United Future will introduce a voluntary long-term savings programme that would allow parents to save for their children's future tertiary education from birth, drawing on contributions from relatives, the children themselves, charitable foundations, and appropriate incentives from the Government.
The single most popular suggestion (59%) among submissions to the Government's discussion document Student Support in New Zealand was the establishment of a tertiary education pre-savings scheme. The establishment of a voluntary savings scheme is not intended to justify further increases to course fees.
Tertiary education savings schemes have been established in Canada, Sweden and Britain. In Canada and Britain, the governments open the scheme with a lump sum that varies depending on parental income, but all children receive a minimum endowment. In the British case (the Child Trust Fund), this is in the form of a voucher parents can use to open an account with the provider of their choice.
United Future would like to see parents given the option of automatically diverting part of their family assistance payments into such a savings scheme.
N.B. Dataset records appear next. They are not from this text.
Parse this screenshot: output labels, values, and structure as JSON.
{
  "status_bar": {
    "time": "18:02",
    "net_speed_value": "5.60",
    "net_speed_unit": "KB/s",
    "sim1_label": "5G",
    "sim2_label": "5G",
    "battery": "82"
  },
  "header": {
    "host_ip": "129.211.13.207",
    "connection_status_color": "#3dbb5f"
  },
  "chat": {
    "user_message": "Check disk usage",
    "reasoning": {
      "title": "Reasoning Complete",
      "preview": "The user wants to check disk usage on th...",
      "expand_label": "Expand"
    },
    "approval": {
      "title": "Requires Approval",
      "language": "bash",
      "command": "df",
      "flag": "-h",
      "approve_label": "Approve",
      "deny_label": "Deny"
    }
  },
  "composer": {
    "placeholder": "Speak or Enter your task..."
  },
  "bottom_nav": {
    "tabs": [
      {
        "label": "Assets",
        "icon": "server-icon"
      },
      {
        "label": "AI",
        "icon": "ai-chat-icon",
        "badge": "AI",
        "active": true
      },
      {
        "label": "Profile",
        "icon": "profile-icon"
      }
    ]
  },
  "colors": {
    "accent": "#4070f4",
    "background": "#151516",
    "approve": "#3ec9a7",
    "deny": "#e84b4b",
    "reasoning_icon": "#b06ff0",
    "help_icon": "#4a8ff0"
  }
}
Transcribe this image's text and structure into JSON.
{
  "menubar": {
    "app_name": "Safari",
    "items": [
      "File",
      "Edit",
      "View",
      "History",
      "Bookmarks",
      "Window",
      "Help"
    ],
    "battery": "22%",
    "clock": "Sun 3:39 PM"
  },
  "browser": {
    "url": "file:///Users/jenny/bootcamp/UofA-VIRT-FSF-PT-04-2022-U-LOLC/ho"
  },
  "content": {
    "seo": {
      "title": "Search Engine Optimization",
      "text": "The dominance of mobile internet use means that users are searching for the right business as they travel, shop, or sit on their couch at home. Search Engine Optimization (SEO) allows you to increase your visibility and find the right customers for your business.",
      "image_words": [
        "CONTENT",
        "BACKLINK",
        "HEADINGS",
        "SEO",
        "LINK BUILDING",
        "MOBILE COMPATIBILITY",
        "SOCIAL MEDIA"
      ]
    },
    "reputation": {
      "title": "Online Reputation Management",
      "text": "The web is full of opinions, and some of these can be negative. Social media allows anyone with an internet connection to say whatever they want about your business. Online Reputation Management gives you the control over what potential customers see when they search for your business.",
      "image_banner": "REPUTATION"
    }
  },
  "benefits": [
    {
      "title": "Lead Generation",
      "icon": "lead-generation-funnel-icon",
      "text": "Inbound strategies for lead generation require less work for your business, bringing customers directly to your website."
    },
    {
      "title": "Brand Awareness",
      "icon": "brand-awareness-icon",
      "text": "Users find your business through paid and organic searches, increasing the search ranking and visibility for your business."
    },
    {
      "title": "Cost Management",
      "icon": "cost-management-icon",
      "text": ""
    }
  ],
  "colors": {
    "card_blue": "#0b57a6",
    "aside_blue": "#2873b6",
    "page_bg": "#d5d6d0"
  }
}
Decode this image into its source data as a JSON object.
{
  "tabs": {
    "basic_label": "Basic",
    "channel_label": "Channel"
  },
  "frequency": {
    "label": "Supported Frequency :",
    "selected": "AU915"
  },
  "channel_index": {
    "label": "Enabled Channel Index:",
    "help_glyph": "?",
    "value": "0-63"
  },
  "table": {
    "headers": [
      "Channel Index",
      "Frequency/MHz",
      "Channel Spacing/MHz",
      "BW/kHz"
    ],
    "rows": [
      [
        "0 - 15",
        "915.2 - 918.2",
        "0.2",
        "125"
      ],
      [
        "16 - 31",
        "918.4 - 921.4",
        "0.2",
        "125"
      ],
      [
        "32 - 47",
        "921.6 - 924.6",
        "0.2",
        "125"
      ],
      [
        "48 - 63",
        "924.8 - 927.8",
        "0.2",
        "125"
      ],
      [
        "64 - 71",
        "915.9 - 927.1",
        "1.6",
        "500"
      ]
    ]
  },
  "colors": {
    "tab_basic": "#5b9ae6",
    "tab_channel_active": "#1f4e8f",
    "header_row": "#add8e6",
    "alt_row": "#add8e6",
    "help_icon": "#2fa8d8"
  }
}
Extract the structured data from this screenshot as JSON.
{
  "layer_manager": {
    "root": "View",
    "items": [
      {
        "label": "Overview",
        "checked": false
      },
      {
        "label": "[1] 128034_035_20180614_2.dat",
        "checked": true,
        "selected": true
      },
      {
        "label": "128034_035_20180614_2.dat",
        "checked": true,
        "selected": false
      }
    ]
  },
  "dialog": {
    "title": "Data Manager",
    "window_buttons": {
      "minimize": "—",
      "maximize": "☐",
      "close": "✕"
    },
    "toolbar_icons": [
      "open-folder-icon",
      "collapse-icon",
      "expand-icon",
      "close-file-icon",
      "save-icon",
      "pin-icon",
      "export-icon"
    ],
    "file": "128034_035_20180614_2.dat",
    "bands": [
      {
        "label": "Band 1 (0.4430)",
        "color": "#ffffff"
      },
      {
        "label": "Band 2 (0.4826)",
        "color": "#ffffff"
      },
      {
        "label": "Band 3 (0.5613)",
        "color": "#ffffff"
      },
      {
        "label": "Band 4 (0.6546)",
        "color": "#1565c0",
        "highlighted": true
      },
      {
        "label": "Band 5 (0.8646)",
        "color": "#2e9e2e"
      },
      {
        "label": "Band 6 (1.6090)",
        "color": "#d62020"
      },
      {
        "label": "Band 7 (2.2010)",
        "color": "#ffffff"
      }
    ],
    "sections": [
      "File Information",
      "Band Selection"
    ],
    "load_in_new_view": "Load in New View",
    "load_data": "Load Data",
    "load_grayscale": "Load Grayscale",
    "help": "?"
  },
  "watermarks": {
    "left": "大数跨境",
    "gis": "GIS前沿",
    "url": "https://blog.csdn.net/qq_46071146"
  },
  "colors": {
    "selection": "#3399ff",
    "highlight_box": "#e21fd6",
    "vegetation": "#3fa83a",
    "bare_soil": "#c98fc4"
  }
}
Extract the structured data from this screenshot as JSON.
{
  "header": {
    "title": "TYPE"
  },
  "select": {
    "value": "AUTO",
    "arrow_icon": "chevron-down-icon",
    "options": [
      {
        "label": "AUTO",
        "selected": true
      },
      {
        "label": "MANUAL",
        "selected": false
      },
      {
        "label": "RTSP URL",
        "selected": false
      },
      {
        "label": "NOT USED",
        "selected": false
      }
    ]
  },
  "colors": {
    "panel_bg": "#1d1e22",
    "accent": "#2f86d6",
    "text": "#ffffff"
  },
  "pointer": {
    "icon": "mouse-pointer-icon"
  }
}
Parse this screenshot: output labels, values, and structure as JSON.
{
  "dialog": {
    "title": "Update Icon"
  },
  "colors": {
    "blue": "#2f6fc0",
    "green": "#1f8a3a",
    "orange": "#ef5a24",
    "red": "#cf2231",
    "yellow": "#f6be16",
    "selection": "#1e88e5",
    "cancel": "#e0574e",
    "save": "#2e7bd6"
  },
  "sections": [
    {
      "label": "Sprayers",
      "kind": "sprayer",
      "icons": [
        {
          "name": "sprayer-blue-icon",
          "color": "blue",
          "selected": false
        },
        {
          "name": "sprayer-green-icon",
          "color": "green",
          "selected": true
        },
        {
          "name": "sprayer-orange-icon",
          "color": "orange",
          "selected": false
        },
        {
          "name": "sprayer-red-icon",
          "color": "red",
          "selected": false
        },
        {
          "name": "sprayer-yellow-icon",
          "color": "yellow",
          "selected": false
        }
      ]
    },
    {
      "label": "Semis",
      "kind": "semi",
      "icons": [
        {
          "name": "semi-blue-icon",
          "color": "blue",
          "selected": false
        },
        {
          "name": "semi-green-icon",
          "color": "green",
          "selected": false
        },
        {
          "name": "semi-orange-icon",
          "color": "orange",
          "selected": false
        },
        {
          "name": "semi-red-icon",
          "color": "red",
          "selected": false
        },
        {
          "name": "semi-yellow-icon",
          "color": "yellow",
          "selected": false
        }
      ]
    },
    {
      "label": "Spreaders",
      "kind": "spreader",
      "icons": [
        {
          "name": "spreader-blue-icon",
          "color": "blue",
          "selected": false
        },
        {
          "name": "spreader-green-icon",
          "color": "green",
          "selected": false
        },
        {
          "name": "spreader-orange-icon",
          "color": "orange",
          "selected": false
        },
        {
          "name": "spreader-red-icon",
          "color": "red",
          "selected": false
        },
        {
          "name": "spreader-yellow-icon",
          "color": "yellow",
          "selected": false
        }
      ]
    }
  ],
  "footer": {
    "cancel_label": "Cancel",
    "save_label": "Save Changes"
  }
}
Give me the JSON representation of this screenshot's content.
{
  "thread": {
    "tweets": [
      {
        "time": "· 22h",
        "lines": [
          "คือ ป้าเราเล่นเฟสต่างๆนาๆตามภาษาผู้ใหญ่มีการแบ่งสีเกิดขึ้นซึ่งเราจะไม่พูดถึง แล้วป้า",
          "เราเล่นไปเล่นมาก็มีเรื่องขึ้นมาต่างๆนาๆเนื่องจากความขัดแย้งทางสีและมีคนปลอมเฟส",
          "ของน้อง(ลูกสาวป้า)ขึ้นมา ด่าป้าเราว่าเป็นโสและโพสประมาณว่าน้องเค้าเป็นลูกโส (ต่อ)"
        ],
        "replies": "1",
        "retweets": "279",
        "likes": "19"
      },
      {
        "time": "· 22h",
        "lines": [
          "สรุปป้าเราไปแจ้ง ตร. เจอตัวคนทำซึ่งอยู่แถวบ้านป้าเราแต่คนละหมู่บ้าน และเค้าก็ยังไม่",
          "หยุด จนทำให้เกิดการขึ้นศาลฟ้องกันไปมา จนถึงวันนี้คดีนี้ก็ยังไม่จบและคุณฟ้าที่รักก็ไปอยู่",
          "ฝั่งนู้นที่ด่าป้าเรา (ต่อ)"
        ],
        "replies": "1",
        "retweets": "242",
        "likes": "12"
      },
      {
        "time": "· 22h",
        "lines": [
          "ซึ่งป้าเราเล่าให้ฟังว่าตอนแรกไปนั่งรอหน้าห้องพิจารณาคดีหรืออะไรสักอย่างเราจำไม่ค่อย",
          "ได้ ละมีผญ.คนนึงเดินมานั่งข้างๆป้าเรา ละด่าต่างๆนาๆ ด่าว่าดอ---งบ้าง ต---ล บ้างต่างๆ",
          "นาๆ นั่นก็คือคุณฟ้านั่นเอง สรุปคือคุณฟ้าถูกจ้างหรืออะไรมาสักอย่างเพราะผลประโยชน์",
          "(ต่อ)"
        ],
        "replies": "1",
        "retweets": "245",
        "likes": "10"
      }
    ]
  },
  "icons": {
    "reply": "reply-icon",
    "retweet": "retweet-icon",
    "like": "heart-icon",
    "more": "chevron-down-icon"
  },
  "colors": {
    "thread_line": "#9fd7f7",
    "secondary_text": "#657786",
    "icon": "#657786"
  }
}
Ideally, any government incentives should be spread over time to encourage regular saving, and like the initial endowment, would also be on a progressive basis depending on the family income at the time of each instalment.
The fund will build up a stock of assets that the young person can re-invest or use when they reach 18. The British scheme allows savers to use the money for purposes other than tertiary education, if those purposes can be defined as improving life chances, such as starting a business, home ownership, or superannuation, since the main intent of this scheme is to encourage a savings culture.
United Future would envisage a similar style of scheme operating in New Zealand, given that subsidising asset creation changes behaviour in ways more beneficial to individuals than subsidising incomes.